Some of the Etudes sounded like seeds of larger Glass works written or unwritten. Played by the ebullient Sally Whitwell, #15’s obsessively rich chords hinted at an arrival that never came. It had a poppy drive reminiscent of In the Upper Room, the collection of dances Glass wrote for Twyla Tharp in 2009. Bruce Levingston was the most “piano-soloist” of all and he performed with Lisztian élan. #12 was a majestic, shimmering piece that he managed to play with both energy and tenderness. It was hard to imagine that each pianist (save for Glass) would play different pieces on night two. Each was engrossed and in love.

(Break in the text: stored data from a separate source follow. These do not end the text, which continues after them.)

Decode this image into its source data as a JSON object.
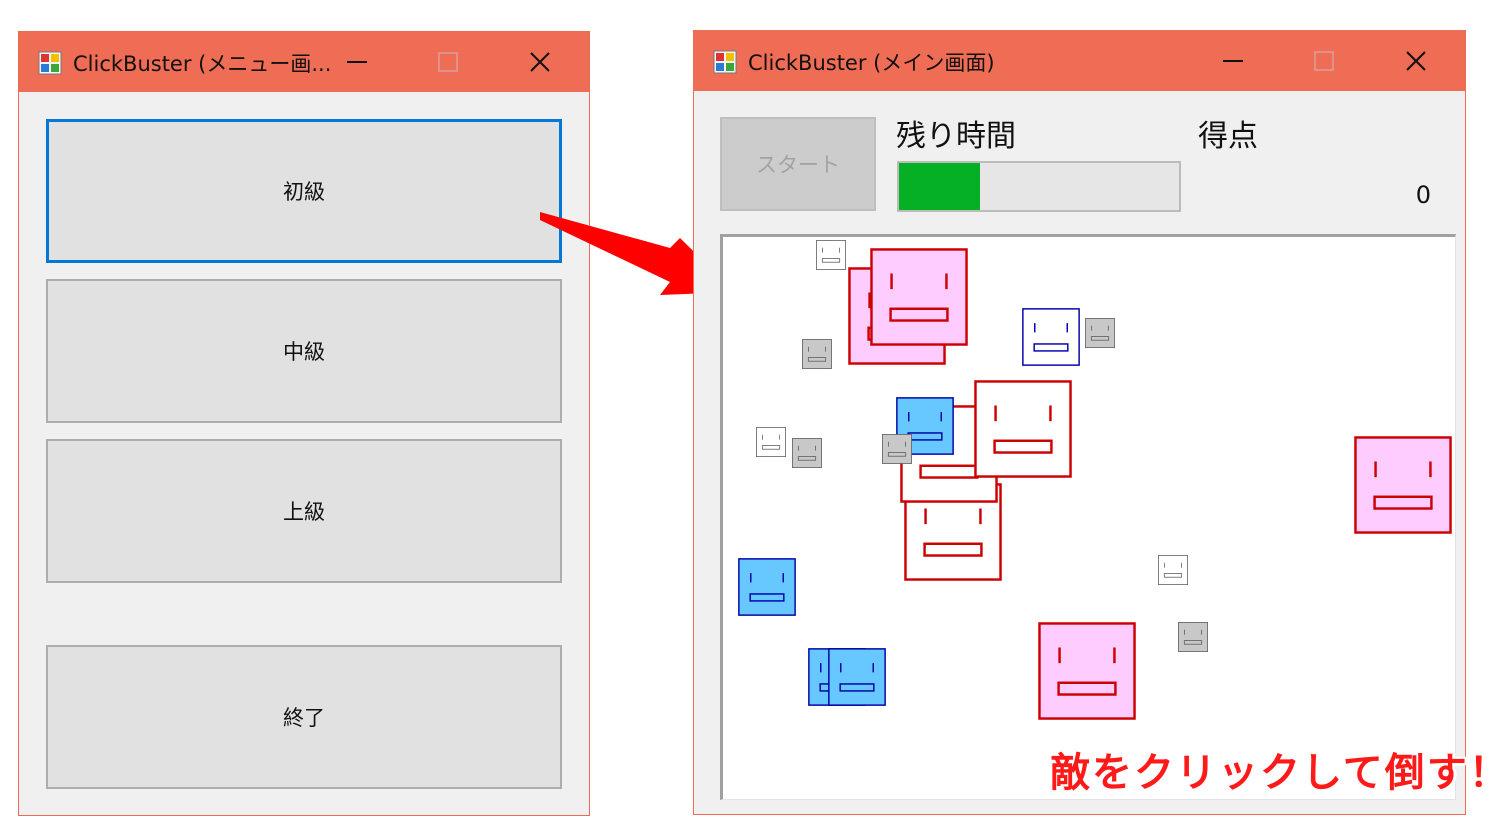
{
  "menu_window": {
    "title": "ClickBuster (メニュー画...",
    "buttons": [
      {
        "label": "初級",
        "focused": true
      },
      {
        "label": "中級",
        "focused": false
      },
      {
        "label": "上級",
        "focused": false
      },
      {
        "label": "終了",
        "focused": false
      }
    ]
  },
  "main_window": {
    "title": "ClickBuster (メイン画面)",
    "start_label": "スタート",
    "start_enabled": false,
    "time_label": "残り時間",
    "time_remaining_fraction": 0.29,
    "score_label": "得点",
    "score_value": "0"
  },
  "caption": "敵をクリックして倒す！",
  "colors": {
    "titlebar": "#ef6c55",
    "focus_border": "#0078d7",
    "progress": "#06b025",
    "arrow": "#ff0000",
    "enemy_pink_fill": "#ffccff",
    "enemy_pink_stroke": "#cc0000",
    "enemy_blue_fill": "#66c8ff",
    "enemy_blue_stroke": "#0000aa",
    "enemy_gray_fill": "#c8c8c8",
    "enemy_gray_stroke": "#555555"
  },
  "enemy_types": [
    "pink-large",
    "white-large",
    "blue-medium",
    "white-medium-blue",
    "gray-small",
    "white-small"
  ]
}
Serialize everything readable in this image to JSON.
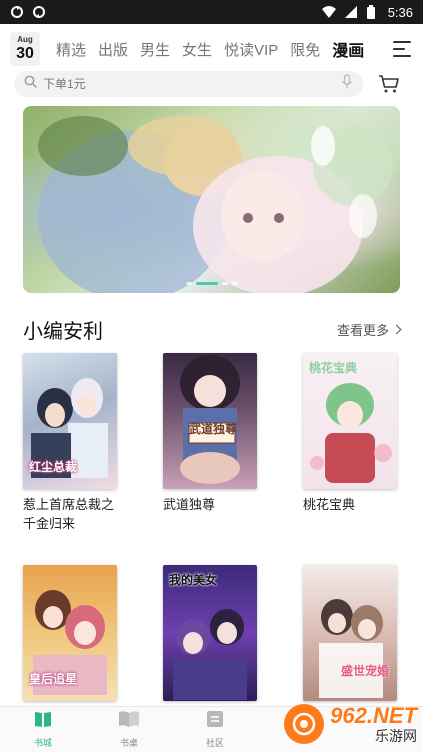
{
  "status_bar": {
    "time": "5:36"
  },
  "top_nav": {
    "date": {
      "month": "Aug",
      "day": "30"
    },
    "tabs": [
      {
        "label": "精选"
      },
      {
        "label": "出版"
      },
      {
        "label": "男生"
      },
      {
        "label": "女生"
      },
      {
        "label": "悦读VIP"
      },
      {
        "label": "限免"
      },
      {
        "label": "漫画",
        "active": true
      }
    ]
  },
  "search": {
    "placeholder": "下单1元"
  },
  "banner": {
    "slide_count": 4,
    "active_slide": 1
  },
  "section": {
    "title": "小编安利",
    "see_more": "查看更多",
    "books": [
      {
        "title": "惹上首席总裁之千金归来",
        "cover_text": "红尘总裁"
      },
      {
        "title": "武道独尊",
        "cover_text": "武道独尊"
      },
      {
        "title": "桃花宝典",
        "cover_text": "桃花宝典"
      },
      {
        "title": "",
        "cover_text": "皇后追星"
      },
      {
        "title": "",
        "cover_text": "我的美女"
      },
      {
        "title": "",
        "cover_text": "盛世宠婚"
      }
    ]
  },
  "bottom_nav": {
    "items": [
      {
        "label": "书城",
        "active": true
      },
      {
        "label": "书桌"
      },
      {
        "label": "社区"
      }
    ]
  },
  "watermark": {
    "brand": "962.NET",
    "sub": "乐游网"
  },
  "colors": {
    "accent": "#2bb58f",
    "tab_highlight": "#7fe0c9"
  }
}
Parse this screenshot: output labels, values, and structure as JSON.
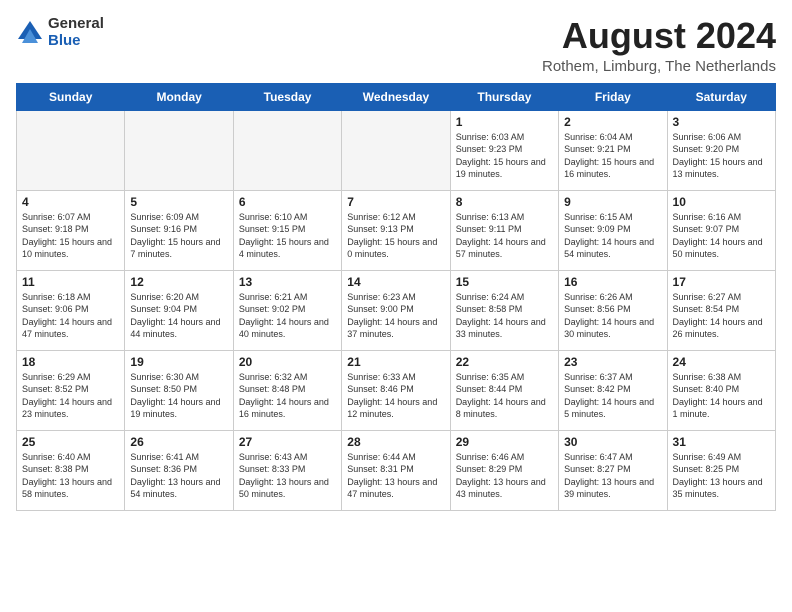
{
  "header": {
    "logo_general": "General",
    "logo_blue": "Blue",
    "title": "August 2024",
    "location": "Rothem, Limburg, The Netherlands"
  },
  "days_of_week": [
    "Sunday",
    "Monday",
    "Tuesday",
    "Wednesday",
    "Thursday",
    "Friday",
    "Saturday"
  ],
  "weeks": [
    [
      {
        "day": "",
        "info": ""
      },
      {
        "day": "",
        "info": ""
      },
      {
        "day": "",
        "info": ""
      },
      {
        "day": "",
        "info": ""
      },
      {
        "day": "1",
        "info": "Sunrise: 6:03 AM\nSunset: 9:23 PM\nDaylight: 15 hours\nand 19 minutes."
      },
      {
        "day": "2",
        "info": "Sunrise: 6:04 AM\nSunset: 9:21 PM\nDaylight: 15 hours\nand 16 minutes."
      },
      {
        "day": "3",
        "info": "Sunrise: 6:06 AM\nSunset: 9:20 PM\nDaylight: 15 hours\nand 13 minutes."
      }
    ],
    [
      {
        "day": "4",
        "info": "Sunrise: 6:07 AM\nSunset: 9:18 PM\nDaylight: 15 hours\nand 10 minutes."
      },
      {
        "day": "5",
        "info": "Sunrise: 6:09 AM\nSunset: 9:16 PM\nDaylight: 15 hours\nand 7 minutes."
      },
      {
        "day": "6",
        "info": "Sunrise: 6:10 AM\nSunset: 9:15 PM\nDaylight: 15 hours\nand 4 minutes."
      },
      {
        "day": "7",
        "info": "Sunrise: 6:12 AM\nSunset: 9:13 PM\nDaylight: 15 hours\nand 0 minutes."
      },
      {
        "day": "8",
        "info": "Sunrise: 6:13 AM\nSunset: 9:11 PM\nDaylight: 14 hours\nand 57 minutes."
      },
      {
        "day": "9",
        "info": "Sunrise: 6:15 AM\nSunset: 9:09 PM\nDaylight: 14 hours\nand 54 minutes."
      },
      {
        "day": "10",
        "info": "Sunrise: 6:16 AM\nSunset: 9:07 PM\nDaylight: 14 hours\nand 50 minutes."
      }
    ],
    [
      {
        "day": "11",
        "info": "Sunrise: 6:18 AM\nSunset: 9:06 PM\nDaylight: 14 hours\nand 47 minutes."
      },
      {
        "day": "12",
        "info": "Sunrise: 6:20 AM\nSunset: 9:04 PM\nDaylight: 14 hours\nand 44 minutes."
      },
      {
        "day": "13",
        "info": "Sunrise: 6:21 AM\nSunset: 9:02 PM\nDaylight: 14 hours\nand 40 minutes."
      },
      {
        "day": "14",
        "info": "Sunrise: 6:23 AM\nSunset: 9:00 PM\nDaylight: 14 hours\nand 37 minutes."
      },
      {
        "day": "15",
        "info": "Sunrise: 6:24 AM\nSunset: 8:58 PM\nDaylight: 14 hours\nand 33 minutes."
      },
      {
        "day": "16",
        "info": "Sunrise: 6:26 AM\nSunset: 8:56 PM\nDaylight: 14 hours\nand 30 minutes."
      },
      {
        "day": "17",
        "info": "Sunrise: 6:27 AM\nSunset: 8:54 PM\nDaylight: 14 hours\nand 26 minutes."
      }
    ],
    [
      {
        "day": "18",
        "info": "Sunrise: 6:29 AM\nSunset: 8:52 PM\nDaylight: 14 hours\nand 23 minutes."
      },
      {
        "day": "19",
        "info": "Sunrise: 6:30 AM\nSunset: 8:50 PM\nDaylight: 14 hours\nand 19 minutes."
      },
      {
        "day": "20",
        "info": "Sunrise: 6:32 AM\nSunset: 8:48 PM\nDaylight: 14 hours\nand 16 minutes."
      },
      {
        "day": "21",
        "info": "Sunrise: 6:33 AM\nSunset: 8:46 PM\nDaylight: 14 hours\nand 12 minutes."
      },
      {
        "day": "22",
        "info": "Sunrise: 6:35 AM\nSunset: 8:44 PM\nDaylight: 14 hours\nand 8 minutes."
      },
      {
        "day": "23",
        "info": "Sunrise: 6:37 AM\nSunset: 8:42 PM\nDaylight: 14 hours\nand 5 minutes."
      },
      {
        "day": "24",
        "info": "Sunrise: 6:38 AM\nSunset: 8:40 PM\nDaylight: 14 hours\nand 1 minute."
      }
    ],
    [
      {
        "day": "25",
        "info": "Sunrise: 6:40 AM\nSunset: 8:38 PM\nDaylight: 13 hours\nand 58 minutes."
      },
      {
        "day": "26",
        "info": "Sunrise: 6:41 AM\nSunset: 8:36 PM\nDaylight: 13 hours\nand 54 minutes."
      },
      {
        "day": "27",
        "info": "Sunrise: 6:43 AM\nSunset: 8:33 PM\nDaylight: 13 hours\nand 50 minutes."
      },
      {
        "day": "28",
        "info": "Sunrise: 6:44 AM\nSunset: 8:31 PM\nDaylight: 13 hours\nand 47 minutes."
      },
      {
        "day": "29",
        "info": "Sunrise: 6:46 AM\nSunset: 8:29 PM\nDaylight: 13 hours\nand 43 minutes."
      },
      {
        "day": "30",
        "info": "Sunrise: 6:47 AM\nSunset: 8:27 PM\nDaylight: 13 hours\nand 39 minutes."
      },
      {
        "day": "31",
        "info": "Sunrise: 6:49 AM\nSunset: 8:25 PM\nDaylight: 13 hours\nand 35 minutes."
      }
    ]
  ]
}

Bruce Levingston - Photo credit Stephanie Berger

Bruce Levingston – Photo credit Stephanie Berger

The audience was too, mostly. Solo pieces for piano are perhaps the best realization of the idea that music is nothing more than a tangible, vivid encapsulation of passing time. For Glass, the space of time to realize The Etudes was twenty years. For the audience, it was two and a half hours. That was a lot of time to tune in on nothing other than the music itself and the gesticulations of those playing it. Some nodded off, others perhaps focused on the reflection of the piano as the music moved. There was a boldness in the simplicity of it all. Another strategy was to stretch the imagination and think of voyeuristically watching these pros plumb the etudes for their wisdom and beauty. That made it a sort of tableau where Glass, as he always does, set something in motion that became unstoppable.